29.2 No amendment or variation of these Conditions will be valid unless agreed in writing by an authorised signatory of each party.
29.3 The Customer may not assign, subcontract or encumber any right or obligation under these Conditions, in whole or in part, without the Supplier’s prior written consent, which it may withhold or delay at its absolute discretion.
29.4 Any notice given by a party under these Conditions shall be in writing, be signed by, or on behalf of the party giving it, and be sent in the case of the Supplier to Unit 3 Bamburgh Court, First Avenue, Team Valley Trading Estate, Gateshead, NE11 0TX, and to the Customer, to the address referred to in the Quotation.

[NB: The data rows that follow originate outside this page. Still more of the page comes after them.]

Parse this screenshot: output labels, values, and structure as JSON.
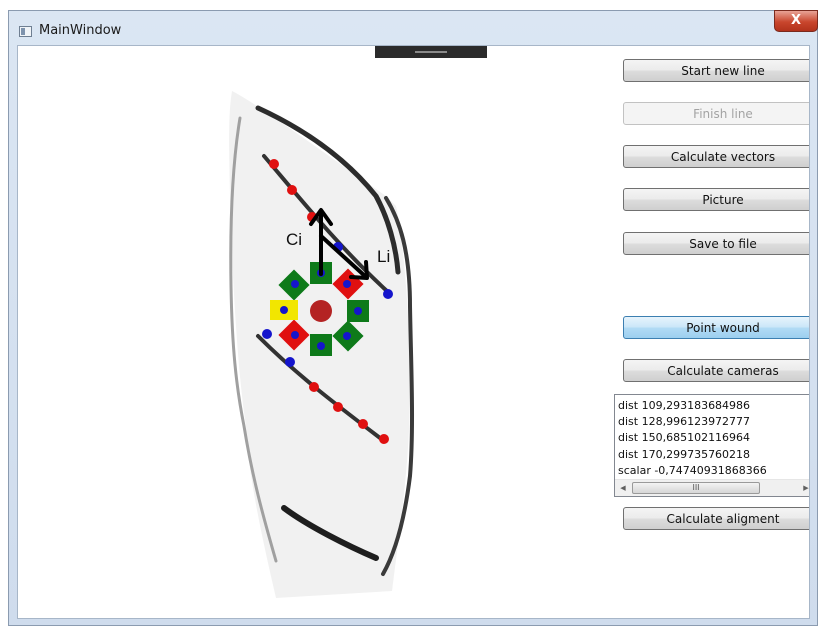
{
  "window": {
    "title": "MainWindow",
    "close_label": "X"
  },
  "canvas": {
    "labels": {
      "ci": "Ci",
      "li": "Li"
    }
  },
  "buttons": {
    "start_new_line": "Start new line",
    "finish_line": "Finish line",
    "calculate_vectors": "Calculate vectors",
    "picture": "Picture",
    "save_to_file": "Save to file",
    "point_wound": "Point wound",
    "calculate_cameras": "Calculate cameras",
    "calculate_alignment": "Calculate aligment"
  },
  "output_list": {
    "items": [
      "dist 109,293183684986",
      "dist 128,996123972777",
      "dist 150,685102116964",
      "dist 170,299735760218",
      "scalar -0,74740931868366"
    ],
    "hscroll_grip": "III"
  },
  "colors": {
    "red_marker": "#e01010",
    "blue_marker": "#1515cc",
    "green_marker": "#0e7a1a",
    "yellow_marker": "#f2e600",
    "center_marker": "#b42323"
  }
}
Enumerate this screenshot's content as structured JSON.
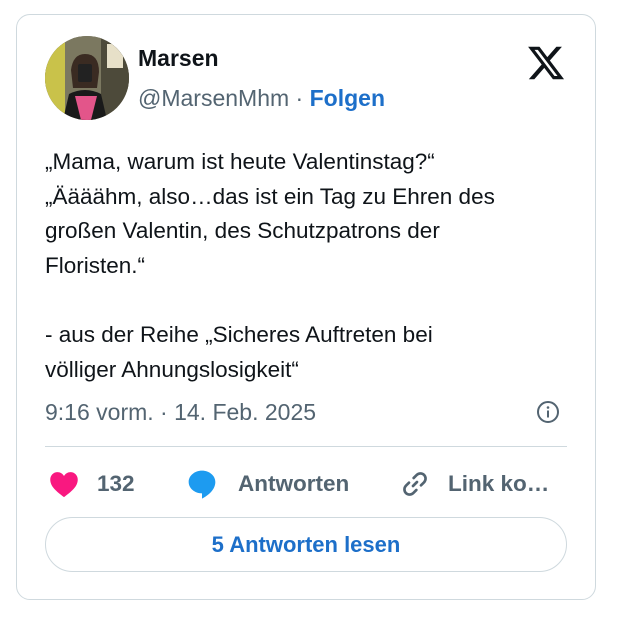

Notices shall be sent by email and be sent in the case of the Supplier to firstname.lastname@example.org, and to the Customer, to the email address referred to in the Quotation, or by Royal Mail special delivery, requiring a signature on delivery. Notices are deemed received if sent by email, at the time of transmission; or on the date and at the time that the Royal Mail delivery receipt is signed. All references to time are to the local time at the place of deemed receipt. The provisions of this clause 4 does not apply to notices given in legal proceedings or arbitration.
29.5 Nothing in these Conditions is intended to, or shall be deemed to, establish any partnership between any of the parties, nor constitute either party the agent of another party for any purpose. Neither party shall have authority to act as agent for, or to bind, the other party in any way.
29.6 If any provision of these Conditions (or part of any provision) is or becomes illegal, invalid or unenforceable, the legality, validity and enforceability of any other provision of these Conditions shall not be affected.
29.7 A waiver of any right or remedy under these Conditions or at law is only effective if given in writing and shall not be deemed a waiver of any subsequent breach or default. No failure or delay by a party to exercise any right or remedy provided under these Conditions or by law shall constitute a waiver of that or any other right or remedy, nor shall it prevent or restrict the further exercise of that or any other right or remedy. No single or partial exercise of such right or remedy shall prevent or restrict the further exercise of that or any other right or remedy.
29.8 A person who is not a party to these Conditions shall not have any rights to enforce its terms.
29.9 These Conditions and any dispute or claim arising out of, or in connection with, it, its subject matter or formation (including non-contractual disputes or claims) shall be governed by, and construed in accordance with, the laws of England and Wales. The parties irrevocably agree that the courts of England and Wales shall have exclusive jurisdiction to settle any dispute or claim arising out of, or in connection with, these Conditions, its subject matter or formation (including non-contractual disputes or claims).